11 września 2021

Kard. Erdő: dzięki chrześcijaństwu Węgry odradzały się wbrew wszelkiej nadziei

(Budapeszt. Fot. EWTN)

W ponad tysiącletniej historii chrześcijaństwa na Węgrzech, wiara pozwalała narodowi węgierskiemu odradzać się „nawet w sytuacjach, w których ludzkie oczy nie widziały nadziei” – powiedział kardynał Péter Erdő . Podczas sobotniej Mszy świętej na placu Kossutha, poprzedzającej wielotysięczną procesję eucharystyczną, prymas Węgier podsumował kończący się 52. Międzynarodowy Kongres Eucharystyczny.

 

 

Wesprzyj nas już teraz!

Metropolita ostrzyhomsko-budapesztański nawiązał do patrona swej ojczyzny, świętego Stefana, którego relikwie znajdują się obecnie w węgierskim parlamencie. Przypomniał, że jego kanonizacji dla Kościoła wschodniego dokonał w 2000 r. obecny dziś w Budapeszcie patriarcha konstantynopolski Bartłomiej i, że rok 1038 r., w którym umierał św. Stefan był czasem kiedy „wschodnie i zachodnie chrześcijaństwo trwało jeszcze w jedności”. Jedność ta była i jest pragnieniem samego Chrystusa, modlącego się o nią dla swoich uczniów. Temat jedności chrześcijan, od którego kard. Péter Erdő zaczął swoje rozważanie to ważny element całego 52. MKE, goszczącego przedstawicieli i zwierzchników Kościołów różnych obrządków, a także misji, jaką Węgrzy starają się pełnić w Kościele.
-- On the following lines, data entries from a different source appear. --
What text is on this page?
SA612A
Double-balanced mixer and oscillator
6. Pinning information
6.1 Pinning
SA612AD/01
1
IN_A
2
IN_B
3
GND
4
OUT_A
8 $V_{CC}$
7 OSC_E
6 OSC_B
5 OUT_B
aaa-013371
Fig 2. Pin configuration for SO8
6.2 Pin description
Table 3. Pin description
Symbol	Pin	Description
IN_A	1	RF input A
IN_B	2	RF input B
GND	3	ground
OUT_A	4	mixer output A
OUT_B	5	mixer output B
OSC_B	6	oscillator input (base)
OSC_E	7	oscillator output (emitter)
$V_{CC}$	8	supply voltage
Purpurat nawiązał też do wierności, jaką Węgrzy od tysiąclecia okazują Kościołowi. – Święty Stefan przed śmiercią ofiarował swoją koronę, czyli cały kraj i naród, Najświętszej Maryi Pannie. Nie był to zwykły dar dla Matki Bożej, ale akt błagania i wołania o opiekę i ochronę. Bowiem wówczas pozostawał bez następcy swego tronu. Widział, że chrześcijaństwo na Węgrzech było jeszcze młode i z trudem integrowało się ze wspólnotą narodów europejskich, zagrożonych ze wszystkich stron na tej smaganej wichrami ziemi, postrzeganej przez wielu jako „autostrada narodów” – mówił.
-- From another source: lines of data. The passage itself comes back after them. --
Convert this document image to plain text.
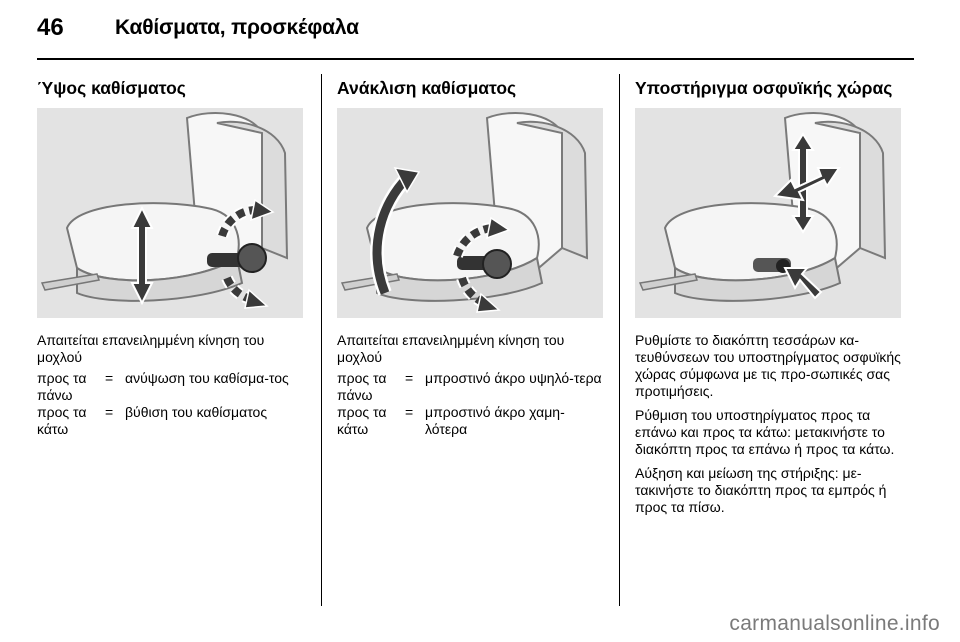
46 Καθίσματα, προσκέφαλα
Ύψος καθίσματος

Απαιτείται επανειλημμένη κίνηση του μοχλού

προς τα πάνω
= ανύψωση του καθίσμα-τος
προς τα κάτω
= βύθιση του καθίσματος
Ανάκλιση καθίσματος

Απαιτείται επανειλημμένη κίνηση του μοχλού

προς τα πάνω
= μπροστινό άκρο υψηλό-τερα
προς τα κάτω
= μπροστινό άκρο χαμη-λότερα
Υποστήριγμα οσφυϊκής χώρας

Ρυθμίστε το διακόπτη τεσσάρων κα-τευθύνσεων του υποστηρίγματος οσφυϊκής χώρας σύμφωνα με τις προ-σωπικές σας προτιμήσεις.

Ρύθμιση του υποστηρίγματος προς τα επάνω και προς τα κάτω: μετακινήστε το διακόπτη προς τα επάνω ή προς τα κάτω.

Αύξηση και μείωση της στήριξης: με-τακινήστε το διακόπτη προς τα εμπρός ή προς τα πίσω.

carmanualsonline.info
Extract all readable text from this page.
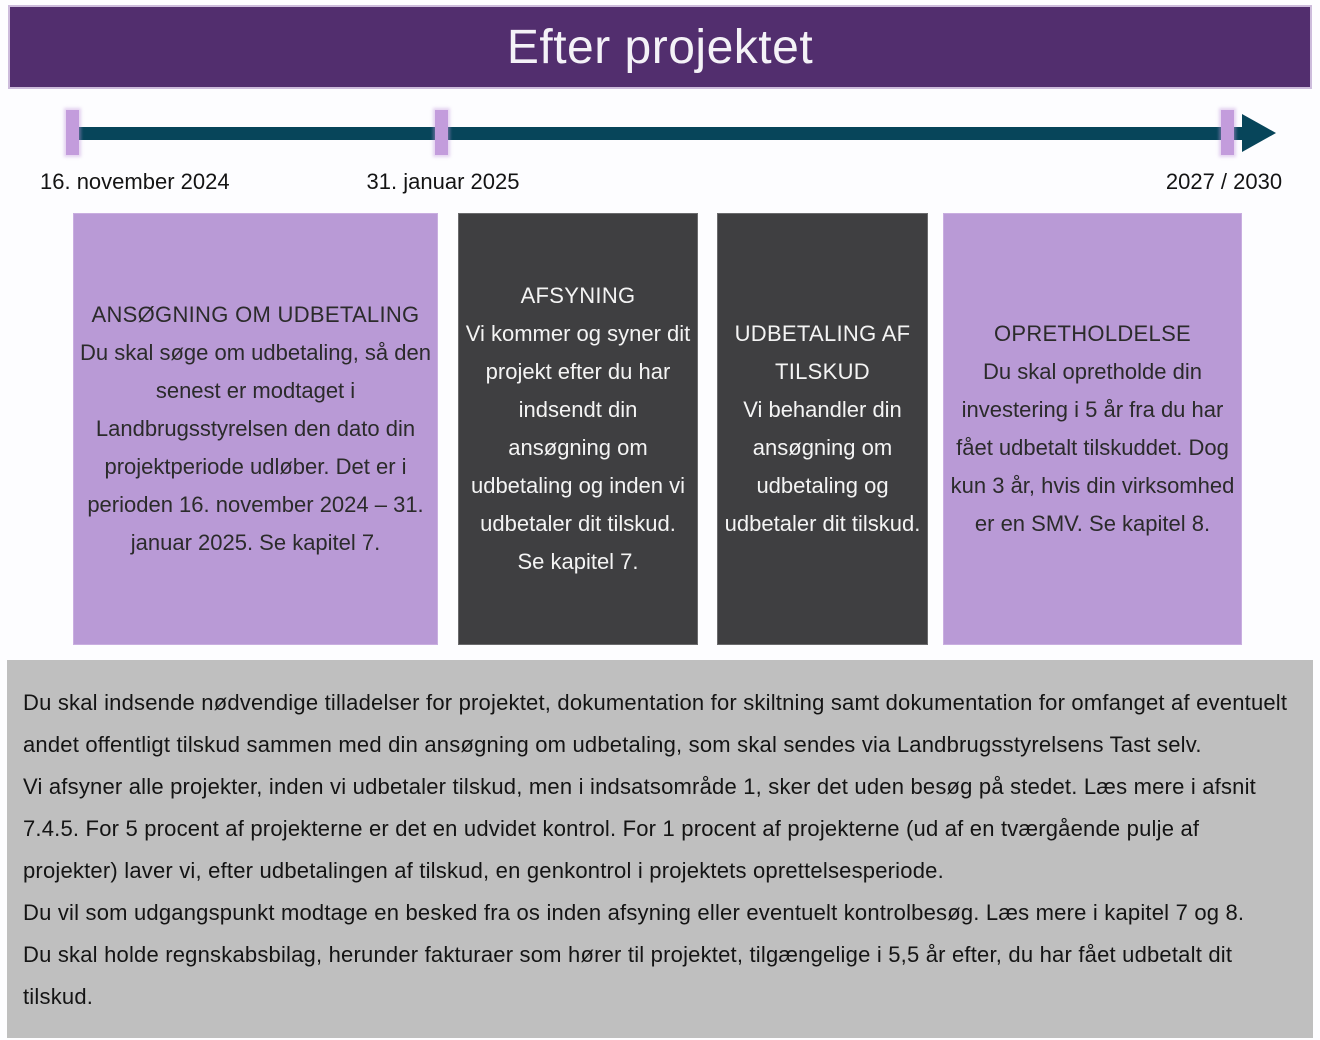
Efter projektet
16. november 2024	31. januar 2025	2027 / 2030
ANSØGNING OM UDBETALING
Du skal søge om udbetaling, så den senest er modtaget i Landbrugsstyrelsen den dato din projektperiode udløber. Det er i perioden 16. november 2024 – 31. januar 2025. Se kapitel 7.
AFSYNING
Vi kommer og syner dit projekt efter du har indsendt din ansøgning om udbetaling og inden vi udbetaler dit tilskud. Se kapitel 7.
UDBETALING AF TILSKUD
Vi behandler din ansøgning om udbetaling og udbetaler dit tilskud.
OPRETHOLDELSE
Du skal opretholde din investering i 5 år fra du har fået udbetalt tilskuddet. Dog kun 3 år, hvis din virksomhed er en SMV. Se kapitel 8.

Du skal indsende nødvendige tilladelser for projektet, dokumentation for skiltning samt dokumentation for omfanget af eventuelt andet offentligt tilskud sammen med din ansøgning om udbetaling, som skal sendes via Landbrugsstyrelsens Tast selv.

Vi afsyner alle projekter, inden vi udbetaler tilskud, men i indsatsområde 1, sker det uden besøg på stedet. Læs mere i afsnit 7.4.5. For 5 procent af projekterne er det en udvidet kontrol. For 1 procent af projekterne (ud af en tværgående pulje af projekter) laver vi, efter udbetalingen af tilskud, en genkontrol i projektets oprettelsesperiode.

Du vil som udgangspunkt modtage en besked fra os inden afsyning eller eventuelt kontrolbesøg. Læs mere i kapitel 7 og 8.

Du skal holde regnskabsbilag, herunder fakturaer som hører til projektet, tilgængelige i 5,5 år efter, du har fået udbetalt dit tilskud.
Dziewica Matka przyjęła tę ofiarę i od tysiąca lat Węgrzy i chrześcijaństwo kroczą drogą historii, przez pokusy i trudności, zawsze odnawiając się i odradzając, nawet w sytuacjach, w których ludzkie oczy nie widziały nadziei – podkreślał.
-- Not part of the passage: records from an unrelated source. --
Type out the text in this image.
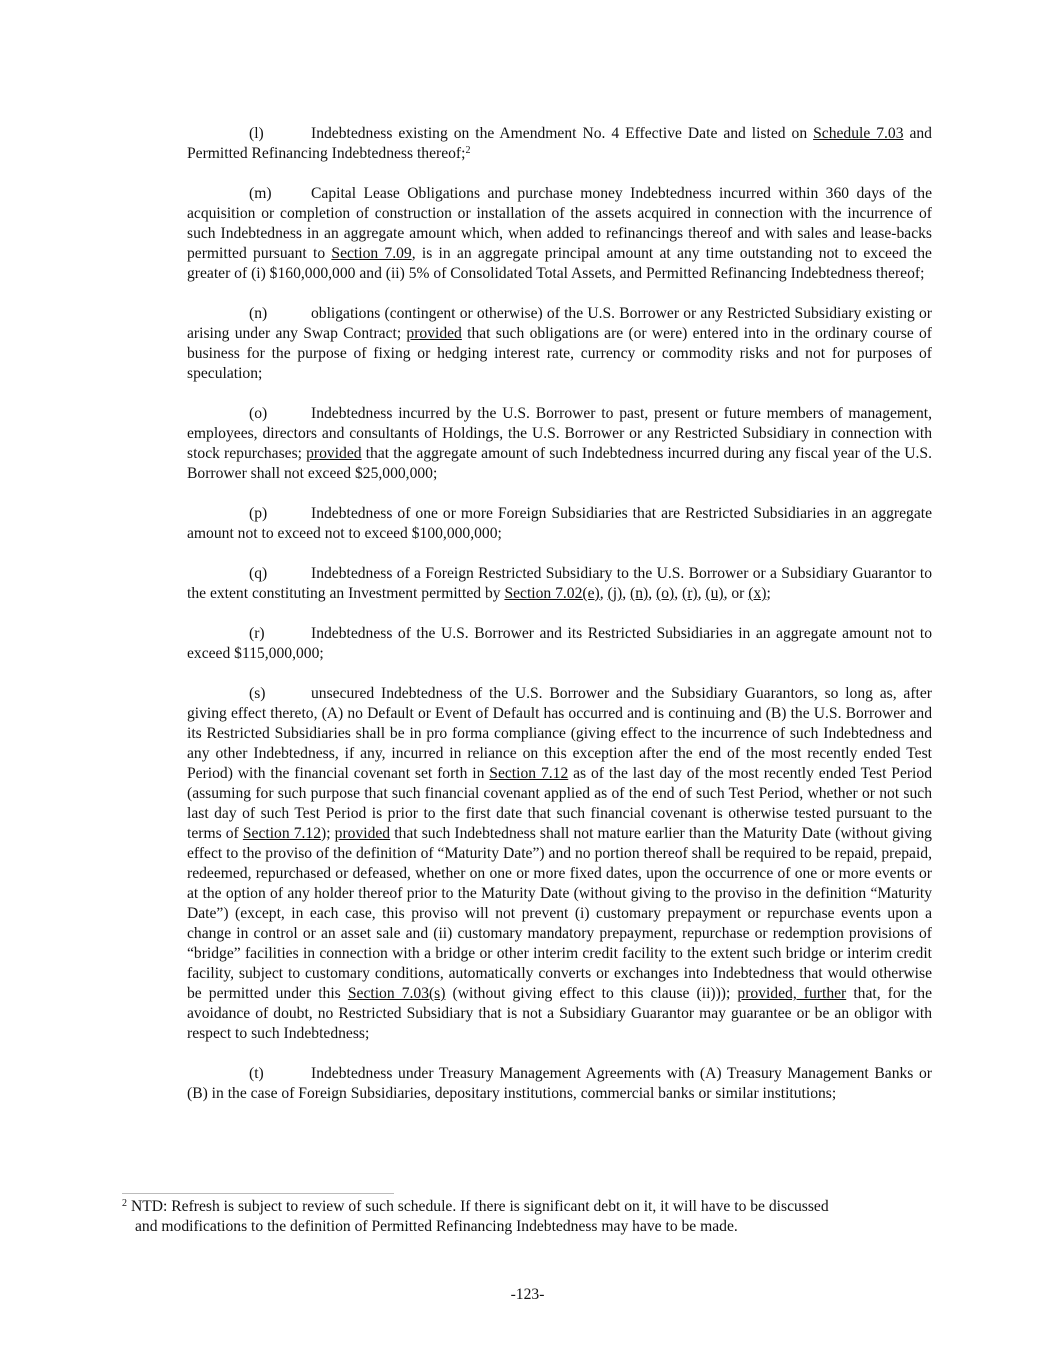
(l)	Indebtedness existing on the Amendment No. 4 Effective Date and listed on Schedule 7.03 and Permitted Refinancing Indebtedness thereof;$^2$

(m)	Capital Lease Obligations and purchase money Indebtedness incurred within 360 days of the acquisition or completion of construction or installation of the assets acquired in connection with the incurrence of such Indebtedness in an aggregate amount which, when added to refinancings thereof and with sales and lease-backs permitted pursuant to Section 7.09, is in an aggregate principal amount at any time outstanding not to exceed the greater of (i) $160,000,000 and (ii) 5% of Consolidated Total Assets, and Permitted Refinancing Indebtedness thereof;

(n)	obligations (contingent or otherwise) of the U.S. Borrower or any Restricted Subsidiary existing or arising under any Swap Contract; provided that such obligations are (or were) entered into in the ordinary course of business for the purpose of fixing or hedging interest rate, currency or commodity risks and not for purposes of speculation;

(o)	Indebtedness incurred by the U.S. Borrower to past, present or future members of management, employees, directors and consultants of Holdings, the U.S. Borrower or any Restricted Subsidiary in connection with stock repurchases; provided that the aggregate amount of such Indebtedness incurred during any fiscal year of the U.S. Borrower shall not exceed $25,000,000;

(p)	Indebtedness of one or more Foreign Subsidiaries that are Restricted Subsidiaries in an aggregate amount not to exceed not to exceed $100,000,000;

(q)	Indebtedness of a Foreign Restricted Subsidiary to the U.S. Borrower or a Subsidiary Guarantor to the extent constituting an Investment permitted by Section 7.02(e), (j), (n), (o), (r), (u), or (x);

(r)	Indebtedness of the U.S. Borrower and its Restricted Subsidiaries in an aggregate amount not to exceed $115,000,000;

(s)	unsecured Indebtedness of the U.S. Borrower and the Subsidiary Guarantors, so long as, after giving effect thereto, (A) no Default or Event of Default has occurred and is continuing and (B) the U.S. Borrower and its Restricted Subsidiaries shall be in pro forma compliance (giving effect to the incurrence of such Indebtedness and any other Indebtedness, if any, incurred in reliance on this exception after the end of the most recently ended Test Period) with the financial covenant set forth in Section 7.12 as of the last day of the most recently ended Test Period (assuming for such purpose that such financial covenant applied as of the end of such Test Period, whether or not such last day of such Test Period is prior to the first date that such financial covenant is otherwise tested pursuant to the terms of Section 7.12); provided that such Indebtedness shall not mature earlier than the Maturity Date (without giving effect to the proviso of the definition of “Maturity Date”) and no portion thereof shall be required to be repaid, prepaid, redeemed, repurchased or defeased, whether on one or more fixed dates, upon the occurrence of one or more events or at the option of any holder thereof prior to the Maturity Date (without giving to the proviso in the definition “Maturity Date”) (except, in each case, this proviso will not prevent (i) customary prepayment or repurchase events upon a change in control or an asset sale and (ii) customary mandatory prepayment, repurchase or redemption provisions of “bridge” facilities in connection with a bridge or other interim credit facility to the extent such bridge or interim credit facility, subject to customary conditions, automatically converts or exchanges into Indebtedness that would otherwise be permitted under this Section 7.03(s) (without giving effect to this clause (ii))); provided, further that, for the avoidance of doubt, no Restricted Subsidiary that is not a Subsidiary Guarantor may guarantee or be an obligor with respect to such Indebtedness;

(t)	Indebtedness under Treasury Management Agreements with (A) Treasury Management Banks or (B) in the case of Foreign Subsidiaries, depositary institutions, commercial banks or similar institutions;

$^2$ NTD: Refresh is subject to review of such schedule. If there is significant debt on it, it will have to be discussed
and modifications to the definition of Permitted Refinancing Indebtedness may have to be made.
-123-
Nawiązując do obecności przy ołtarzu krzyża misyjnego, który towarzyszył wieloletnim przygotowaniom duchowym i misjom, jakie przeżywał Kościół na Węgrzech przed MKE, kard. Erdő przypomniał, że był to czas, który miał przynieść odpowiedź na to, jak świadczyć o Chrystusie w codzienności, a co za tym idzie sprawić, by kongres nie był wydarzeniem, skoncentrowanym tylko na tygodniowym programie. Krzyż ów, w którym ukryte są relikwie świętych z Węgier i regionu Karpat, przemierzył w tym czasie ponad 70 tysięcy kilometrów: od Pałacu Apostolskiego, gdzie pobłogosławił go papież, do Placu Bohaterów, gdzie znów będzie się przy nim modlił Franciszek – przypomniał kardynał.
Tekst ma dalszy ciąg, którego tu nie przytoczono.